> I think modelling it as a TRUNCATE operation is correct for
> !TRULY_NOOP_TRUNCATION (it's the bug that Andrew pointed out).
> And we shouldn't generate an actual TRUNCATE rtx for
> TRULY_NOOP_TRUNCATION (the thing about making
> simplify_gen_unary (TRUNCATE, ...) no worse than simplify_gen_subreg
> for those targets).  I suppose:
> 
>       /* We can't handle truncation to a partial integer mode here
>          because we don't know the real bitsize of the partial
>          integer mode.  */
>       if (GET_MODE_CLASS (mode) == MODE_PARTIAL_INT)
>         break;
> 
> might be a problem though; we should still allow a subreg to be
> generated.  Is that what you were thinking of, or something else?

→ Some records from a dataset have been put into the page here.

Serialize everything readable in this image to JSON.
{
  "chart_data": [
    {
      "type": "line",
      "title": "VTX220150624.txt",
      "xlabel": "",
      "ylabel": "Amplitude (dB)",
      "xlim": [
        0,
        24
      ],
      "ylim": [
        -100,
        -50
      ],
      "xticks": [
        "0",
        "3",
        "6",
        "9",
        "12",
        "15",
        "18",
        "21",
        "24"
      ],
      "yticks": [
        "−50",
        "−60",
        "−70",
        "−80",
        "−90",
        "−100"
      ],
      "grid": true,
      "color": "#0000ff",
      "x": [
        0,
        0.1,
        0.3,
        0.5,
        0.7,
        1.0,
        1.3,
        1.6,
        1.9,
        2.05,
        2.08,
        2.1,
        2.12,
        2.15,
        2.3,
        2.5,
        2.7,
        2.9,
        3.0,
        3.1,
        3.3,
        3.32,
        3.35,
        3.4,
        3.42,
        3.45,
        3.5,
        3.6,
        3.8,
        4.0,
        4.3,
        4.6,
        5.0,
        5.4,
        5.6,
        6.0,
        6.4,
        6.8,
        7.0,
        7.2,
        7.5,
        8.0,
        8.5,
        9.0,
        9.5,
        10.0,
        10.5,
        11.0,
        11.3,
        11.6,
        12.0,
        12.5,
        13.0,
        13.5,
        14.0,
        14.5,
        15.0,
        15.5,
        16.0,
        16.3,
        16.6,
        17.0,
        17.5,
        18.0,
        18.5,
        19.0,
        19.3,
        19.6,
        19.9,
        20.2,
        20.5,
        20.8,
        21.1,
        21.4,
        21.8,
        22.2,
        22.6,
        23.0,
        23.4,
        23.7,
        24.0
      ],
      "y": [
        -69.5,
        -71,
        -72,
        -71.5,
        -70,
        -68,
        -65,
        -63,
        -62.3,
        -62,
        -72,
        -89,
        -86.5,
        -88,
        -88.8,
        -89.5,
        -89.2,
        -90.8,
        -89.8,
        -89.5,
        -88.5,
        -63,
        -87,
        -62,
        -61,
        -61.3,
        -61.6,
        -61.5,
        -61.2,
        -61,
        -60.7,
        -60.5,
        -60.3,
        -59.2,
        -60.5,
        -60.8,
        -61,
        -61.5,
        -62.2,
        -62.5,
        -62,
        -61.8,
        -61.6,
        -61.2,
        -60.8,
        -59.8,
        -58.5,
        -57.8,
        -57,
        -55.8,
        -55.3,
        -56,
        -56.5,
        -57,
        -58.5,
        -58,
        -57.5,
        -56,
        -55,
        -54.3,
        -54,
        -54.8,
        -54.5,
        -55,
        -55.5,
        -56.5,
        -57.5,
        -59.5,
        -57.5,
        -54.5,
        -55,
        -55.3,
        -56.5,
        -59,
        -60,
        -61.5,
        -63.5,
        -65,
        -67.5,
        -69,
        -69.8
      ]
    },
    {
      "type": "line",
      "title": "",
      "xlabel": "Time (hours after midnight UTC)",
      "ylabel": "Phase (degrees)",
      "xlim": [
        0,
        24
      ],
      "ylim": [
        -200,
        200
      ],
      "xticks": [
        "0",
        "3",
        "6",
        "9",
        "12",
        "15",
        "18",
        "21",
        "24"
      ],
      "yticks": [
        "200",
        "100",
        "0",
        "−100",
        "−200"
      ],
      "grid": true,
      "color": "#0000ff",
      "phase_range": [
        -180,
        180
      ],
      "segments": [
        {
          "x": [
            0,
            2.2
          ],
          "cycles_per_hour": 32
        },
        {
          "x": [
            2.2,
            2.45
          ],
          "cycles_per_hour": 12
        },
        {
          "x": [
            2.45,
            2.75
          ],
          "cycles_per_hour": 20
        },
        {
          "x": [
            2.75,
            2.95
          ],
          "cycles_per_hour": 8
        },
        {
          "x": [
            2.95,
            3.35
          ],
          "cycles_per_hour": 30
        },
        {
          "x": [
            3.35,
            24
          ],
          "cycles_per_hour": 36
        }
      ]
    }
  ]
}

I was thinking of the !TRULY_NOOP_TRUNCATION case, where the two operations 
aren't equivalent.  Generating TRUNCATE in simplify_subreg seems suspicious to 
me in this case but, if not doing it is the source of the bug, I guess I need 
to do some homework on this TRULY_NOOP_TRUNCATION stuff. :-)

Maybe add a blurb to the head comment of simplify_truncation, explaining that
it is valid to call the function both for TRUNCATEs and truncations to the 
lowpart, and why it is correct to generate new TRUNCATEs in the latter case.